When it comes to the public and thoughts on the museum, reviews are mixed. Some reviews of the New Orleans location on sites like TripAdvisor said $15 is too much as the museum is very small and can be explored in well under an hour. When it's crowded, it can be hard to see exhibits. Several users commented on the carnival-like music playing while the videos were rather off-putting and did not make them want to stay and watch.
Visitors who rated the museum higher enjoyed the informational aspects and the serial killer letters and artwork. Reviews of the original Hollywood location are generally higher with users loving all the exhibits and historical information. Several users noted it does get crowded, but this was expected given the nature of the museum and its tourist-centric location. Backpackerverse recommends not eating before you go, as some people have left the museum with a need to throw up. If you're easily grossed out, this would be logical advice to heed.

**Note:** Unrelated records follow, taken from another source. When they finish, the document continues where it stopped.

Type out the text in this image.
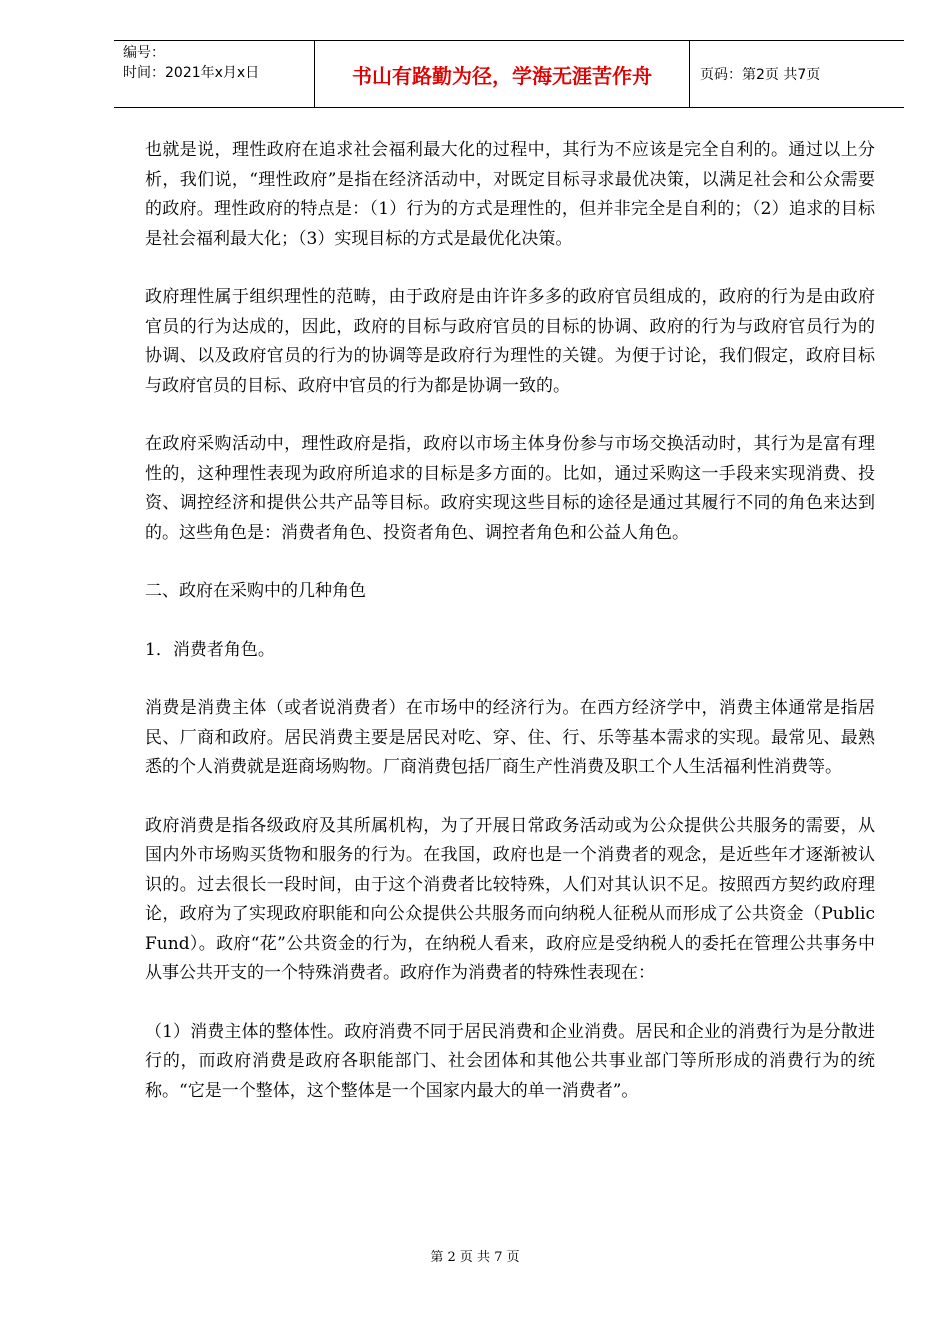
编号：
时间：2021年x月x日	书山有路勤为径，学海无涯苦作舟	页码：第2页 共7页

也就是说，理性政府在追求社会福利最大化的过程中，其行为不应该是完全自利的。通过以上分析，我们说，“理性政府”是指在经济活动中，对既定目标寻求最优决策，以满足社会和公众需要的政府。理性政府的特点是：（1）行为的方式是理性的，但并非完全是自利的；（2）追求的目标是社会福利最大化；（3）实现目标的方式是最优化决策。

政府理性属于组织理性的范畴，由于政府是由许许多多的政府官员组成的，政府的行为是由政府官员的行为达成的，因此，政府的目标与政府官员的目标的协调、政府的行为与政府官员行为的协调、以及政府官员的行为的协调等是政府行为理性的关键。为便于讨论，我们假定，政府目标与政府官员的目标、政府中官员的行为都是协调一致的。

在政府采购活动中，理性政府是指，政府以市场主体身份参与市场交换活动时，其行为是富有理性的，这种理性表现为政府所追求的目标是多方面的。比如，通过采购这一手段来实现消费、投资、调控经济和提供公共产品等目标。政府实现这些目标的途径是通过其履行不同的角色来达到的。这些角色是：消费者角色、投资者角色、调控者角色和公益人角色。

二、政府在采购中的几种角色

1．消费者角色。

消费是消费主体（或者说消费者）在市场中的经济行为。在西方经济学中，消费主体通常是指居民、厂商和政府。居民消费主要是居民对吃、穿、住、行、乐等基本需求的实现。最常见、最熟悉的个人消费就是逛商场购物。厂商消费包括厂商生产性消费及职工个人生活福利性消费等。

政府消费是指各级政府及其所属机构，为了开展日常政务活动或为公众提供公共服务的需要，从国内外市场购买货物和服务的行为。在我国，政府也是一个消费者的观念，是近些年才逐渐被认识的。过去很长一段时间，由于这个消费者比较特殊，人们对其认识不足。按照西方契约政府理论，政府为了实现政府职能和向公众提供公共服务而向纳税人征税从而形成了公共资金（Public Fund）。政府“花”公共资金的行为，在纳税人看来，政府应是受纳税人的委托在管理公共事务中从事公共开支的一个特殊消费者。政府作为消费者的特殊性表现在：

（1）消费主体的整体性。政府消费不同于居民消费和企业消费。居民和企业的消费行为是分散进行的，而政府消费是政府各职能部门、社会团体和其他公共事业部门等所形成的消费行为的统称。“它是一个整体，这个整体是一个国家内最大的单一消费者”。

第 2 页 共 7 页
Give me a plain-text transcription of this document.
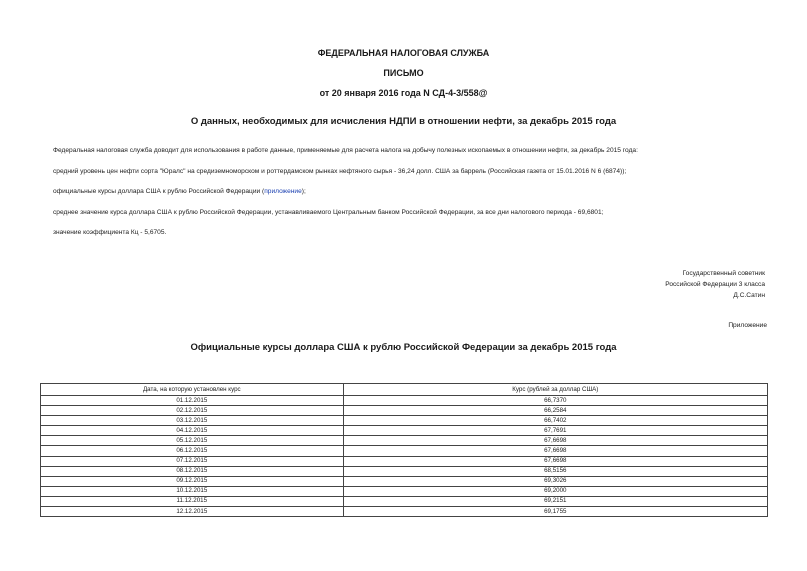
ФЕДЕРАЛЬНАЯ НАЛОГОВАЯ СЛУЖБА
ПИСЬМО
от 20 января 2016 года N СД-4-3/558@
О данных, необходимых для исчисления НДПИ в отношении нефти, за декабрь 2015 года
Федеральная налоговая служба доводит для использования в работе данные, применяемые для расчета налога на добычу полезных ископаемых в отношении нефти, за декабрь 2015 года:
средний уровень цен нефти сорта "Юралс" на средиземноморском и роттердамском рынках нефтяного сырья - 36,24 долл. США за баррель (Российская газета от 15.01.2016 N 6 (6874));
официальные курсы доллара США к рублю Российской Федерации (приложение);
среднее значение курса доллара США к рублю Российской Федерации, устанавливаемого Центральным банком Российской Федерации, за все дни налогового периода - 69,6801;
значение коэффициента Кц - 5,6705.
Государственный советник
Российской Федерации 3 класса
Д.С.Сатин
Приложение
Официальные курсы доллара США к рублю Российской Федерации за декабрь 2015 года
Дата, на которую установлен курс	Курс (рублей за доллар США)
01.12.2015	66,7370
02.12.2015	66,2584
03.12.2015	66,7402
04.12.2015	67,7691
05.12.2015	67,6698
06.12.2015	67,6698
07.12.2015	67,6698
08.12.2015	68,5156
09.12.2015	69,3026
10.12.2015	69,2000
11.12.2015	69,2151
12.12.2015	69,1755
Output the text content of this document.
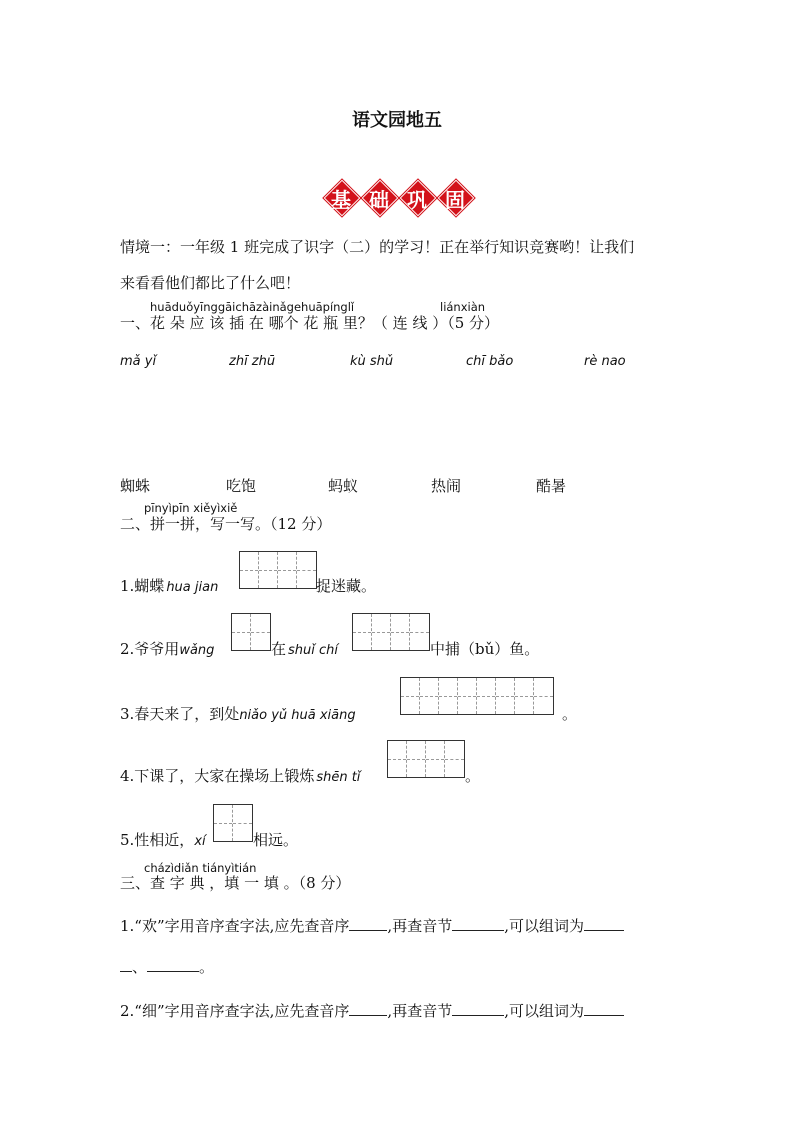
语文园地五
基 础 巩 固
情境一：一年级 1 班完成了识字（二）的学习！正在举行知识竞赛哟！让我们
来看看他们都比了什么吧！
huāduǒyīnggāichāzàinǎgehuāpínglǐ	liánxiàn
一、花 朵 应 该 插 在 哪个 花 瓶 里？（ 连 线 ）（5 分）
mǎ yǐ	zhī zhū	kù shǔ	chī bǎo	rè nao
蜘蛛	吃饱	蚂蚁	热闹	酷暑
pīnyìpīn xiěyìxiě
二、拼一拼，写一写。（12 分）
1.蝴蝶 hua jian	捉迷藏。
2.爷爷用wǎng	在 shuǐ chí	中捕（bǔ）鱼。
3.春天来了，到处niǎo yǔ huā xiāng	。
4.下课了，大家在操场上锻炼 shēn tǐ	。
5.性相近，xí	相远。
cházìdiǎn tiányìtián
三、查 字 典 ，填 一 填 。（8 分）
1.“欢”字用音序查字法,应先查音序	,再查音节	,可以组词为
、	。
2.“细”字用音序查字法,应先查音序	,再查音节	,可以组词为
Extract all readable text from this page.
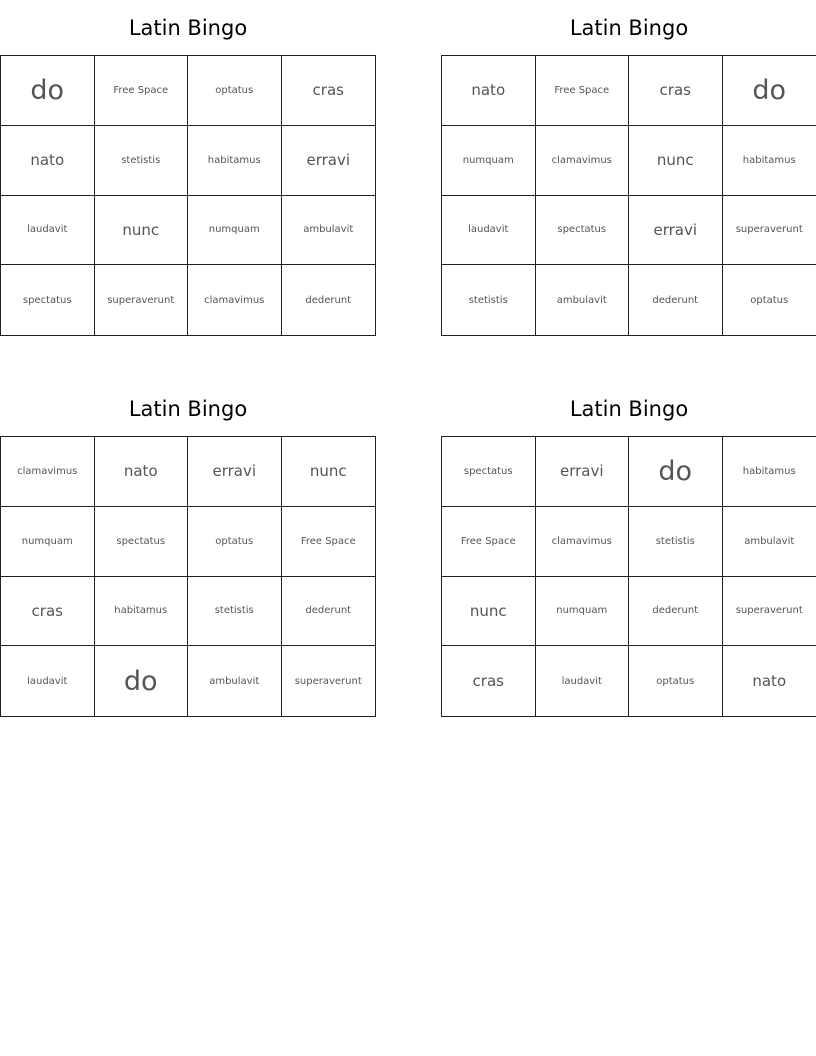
Latin Bingo
do	Free Space	optatus	cras
nato	stetistis	habitamus	erravi
laudavit	nunc	numquam	ambulavit
spectatus	superaverunt	clamavimus	dederunt
Latin Bingo
nato	Free Space	cras	do
numquam	clamavimus	nunc	habitamus
laudavit	spectatus	erravi	superaverunt
stetistis	ambulavit	dederunt	optatus
Latin Bingo
clamavimus	nato	erravi	nunc
numquam	spectatus	optatus	Free Space
cras	habitamus	stetistis	dederunt
laudavit	do	ambulavit	superaverunt
Latin Bingo
spectatus	erravi	do	habitamus
Free Space	clamavimus	stetistis	ambulavit
nunc	numquam	dederunt	superaverunt
cras	laudavit	optatus	nato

Is the Museum of Death Worth It?
Given the gruesome nature of the exhibits, this is not a museum for everyone. While there is no age limit to visit, it is definitely an attraction geared toward a mature audience, and it's not recommended for children. With that said, for people who have an interest in the historical aspects of famous serial killers or someone who has a morbid curiosity with death, the Museum of Death is a worthwhile stop if you're in Hollywood or New Orleans. If you have the option, the original location offers more exhibits and is a bit more spread out. For those who aren't easily grossed out by the macabre, the Museum of Death is likely to be a worthwhile experience.